Search code examples
springspring-aop

Spring aop proxy call


I have created a spring AOP github link like below. (example1)

but in my output, I see my actual method call has not been executed. as in my first joint cut, I did not invoke proceed but I was expecting the User method to be called as I called proceed in the second one. so I have the below questions

  1. how Spring-aop defines which advice to execute?
  2. how it will decide if there 2 conflicting pointcuts are there, which one to pick up

P.S1: I tried with @Order annotation method and class level but did not help.

P.S2: Based on @kriegaex answer here I updated my code with proceeding both joinpoints, still it is picking one only


Solution

  • Your aspects in example 1 are OK now, both are proceeding. But you only defined one of them as a bean in your XML configuration. Actually, I recommend to get rid of XML configuration altogether and use @Component annotations and component scanning for your aspects and all other Spring components like controllers and services.

    Anyway, just add the missing LoggingAspect2 as a bean in your config, and both aspects will be wired and executed.

    <bean name="loggingAspect" class="com.luxoft.springaop.example1.LoggingAspect"/>
    <bean name="loggingAspect2" class="com.luxoft.springaop.example1.LoggingAspect2"/>
    

    A general hint for you: I think you should give your code more love. It looks a bit chaotic with regard to formatting and method naming.

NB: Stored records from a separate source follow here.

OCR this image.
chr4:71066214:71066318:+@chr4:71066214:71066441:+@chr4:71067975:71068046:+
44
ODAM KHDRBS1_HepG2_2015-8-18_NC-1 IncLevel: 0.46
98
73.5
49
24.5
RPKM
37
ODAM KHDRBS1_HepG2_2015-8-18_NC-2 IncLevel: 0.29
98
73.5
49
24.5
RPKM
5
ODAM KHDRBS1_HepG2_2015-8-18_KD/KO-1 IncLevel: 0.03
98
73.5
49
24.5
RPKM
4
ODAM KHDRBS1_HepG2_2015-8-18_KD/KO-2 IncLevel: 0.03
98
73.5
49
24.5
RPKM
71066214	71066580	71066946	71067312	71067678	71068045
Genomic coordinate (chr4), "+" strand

    To simplify aspect logging, I recommend to just log the joinpoint and maybe the aspect name for debugging/tracing purposes, if you have multiple advices targeting the same methods. Reserve elaborate text messages for cases in which you really need them. The joinpoint contains information about the type of joinpoint (always execution in Spring AOP, only native AspectJ knows more pointcut types) and the intercepted method's signature.

    Just like in my answer to your other question, I also suggest to simply use @Before or @After advice types instead of the more complex @Around, because for simple logging that should be enough. No proceeding, no return values, clean and easy.